WZBG być może jest kobietą.

Albo reprezentuje którąś z wersji osobowości płci niestereotypowych, a jest tego sporo (Spis i charakterystyka wszystkich 56 płci do wyszukania w sieci).
Chciałam się też podłączyć do dyskusji o gender. Wpisałam więc zapytanie o definicję, żeby się upewnić czy nie będę mówić o fafkulcach.
( - poproszę Fa w kulce, - nie mamy fafkulców. To była autentyczna sytuacja w sklepie, którą usłyszałam)

I było w czym wybierać, definicji całe strony, powiadam wam !

Ale teraz zastanawiam się, w jaki sposób taki np.
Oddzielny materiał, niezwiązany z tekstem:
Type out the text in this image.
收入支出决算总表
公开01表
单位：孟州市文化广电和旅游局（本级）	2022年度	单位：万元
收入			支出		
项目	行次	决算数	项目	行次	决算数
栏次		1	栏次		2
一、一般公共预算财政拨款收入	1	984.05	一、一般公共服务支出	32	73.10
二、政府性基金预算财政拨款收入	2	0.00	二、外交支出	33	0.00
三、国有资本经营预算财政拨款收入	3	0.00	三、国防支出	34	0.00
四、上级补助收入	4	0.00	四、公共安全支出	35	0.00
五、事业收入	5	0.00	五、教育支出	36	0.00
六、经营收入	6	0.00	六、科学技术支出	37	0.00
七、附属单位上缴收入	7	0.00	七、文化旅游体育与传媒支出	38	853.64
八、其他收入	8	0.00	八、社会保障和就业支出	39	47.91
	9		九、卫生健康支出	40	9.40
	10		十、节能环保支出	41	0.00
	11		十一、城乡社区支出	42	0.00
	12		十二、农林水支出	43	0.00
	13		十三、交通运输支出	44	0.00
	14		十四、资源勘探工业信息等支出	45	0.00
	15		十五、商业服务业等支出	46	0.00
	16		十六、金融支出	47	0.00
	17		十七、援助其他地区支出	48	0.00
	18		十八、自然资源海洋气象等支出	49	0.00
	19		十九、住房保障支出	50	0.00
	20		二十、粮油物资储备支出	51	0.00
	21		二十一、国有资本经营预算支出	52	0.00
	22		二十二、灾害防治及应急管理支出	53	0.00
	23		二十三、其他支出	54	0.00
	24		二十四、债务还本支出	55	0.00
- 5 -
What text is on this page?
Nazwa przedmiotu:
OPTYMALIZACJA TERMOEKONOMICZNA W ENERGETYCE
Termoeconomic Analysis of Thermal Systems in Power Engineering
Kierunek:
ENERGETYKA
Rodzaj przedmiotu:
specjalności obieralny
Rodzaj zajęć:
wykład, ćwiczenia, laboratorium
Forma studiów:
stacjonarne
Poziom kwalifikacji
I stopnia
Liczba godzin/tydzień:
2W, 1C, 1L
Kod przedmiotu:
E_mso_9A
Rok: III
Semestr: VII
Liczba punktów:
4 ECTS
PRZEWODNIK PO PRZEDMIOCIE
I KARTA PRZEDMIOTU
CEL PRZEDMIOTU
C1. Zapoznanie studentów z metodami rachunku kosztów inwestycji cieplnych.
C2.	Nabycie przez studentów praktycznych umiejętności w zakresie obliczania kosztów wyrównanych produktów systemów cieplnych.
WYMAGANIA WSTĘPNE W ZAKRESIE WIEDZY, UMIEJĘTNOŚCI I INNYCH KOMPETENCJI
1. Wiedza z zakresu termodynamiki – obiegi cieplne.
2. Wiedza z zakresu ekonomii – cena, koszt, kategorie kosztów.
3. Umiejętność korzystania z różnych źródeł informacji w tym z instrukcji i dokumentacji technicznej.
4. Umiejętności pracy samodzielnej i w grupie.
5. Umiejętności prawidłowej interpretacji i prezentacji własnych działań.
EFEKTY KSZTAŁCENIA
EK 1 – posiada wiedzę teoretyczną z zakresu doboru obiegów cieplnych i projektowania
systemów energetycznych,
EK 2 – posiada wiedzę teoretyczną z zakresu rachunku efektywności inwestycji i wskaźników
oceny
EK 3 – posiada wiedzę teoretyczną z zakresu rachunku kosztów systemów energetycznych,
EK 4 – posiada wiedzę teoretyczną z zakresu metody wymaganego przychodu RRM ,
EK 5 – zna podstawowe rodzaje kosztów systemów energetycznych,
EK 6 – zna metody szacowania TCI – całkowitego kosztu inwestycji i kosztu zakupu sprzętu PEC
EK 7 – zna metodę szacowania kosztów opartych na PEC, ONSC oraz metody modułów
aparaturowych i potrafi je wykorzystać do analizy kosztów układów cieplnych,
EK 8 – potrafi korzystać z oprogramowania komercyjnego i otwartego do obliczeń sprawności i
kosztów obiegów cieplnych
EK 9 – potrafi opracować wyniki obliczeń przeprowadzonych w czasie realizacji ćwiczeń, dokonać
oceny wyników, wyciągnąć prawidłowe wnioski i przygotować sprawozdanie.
WZBG ( akurat on tylko jako przykład) wybiera definicje którymi się posługuje.
Czy to jest sposób całkowicie losowy czy wybór pada na najkrótszą wersję, czy też są jakieś inne kryteria. Np. weryfikacja autora definicji.

Załączyłam definicje z najczęściej używanego źródła -Wikipedii

cytat:
"WHO definiuje gender jako stworzone przez społeczeństwo role, zachowania, aktywności i atrybuty, jakie dane społeczeństwo uznaje za odpowiednie dla mężczyzn i kobiet[3]. Stosowanie słowa gender do określenia kulturowo nabytych różnic między kobietami i mężczyznami zapoczątkował John Money, który w roku 1955 w swojej publikacji użył sformułowania gender role[4]"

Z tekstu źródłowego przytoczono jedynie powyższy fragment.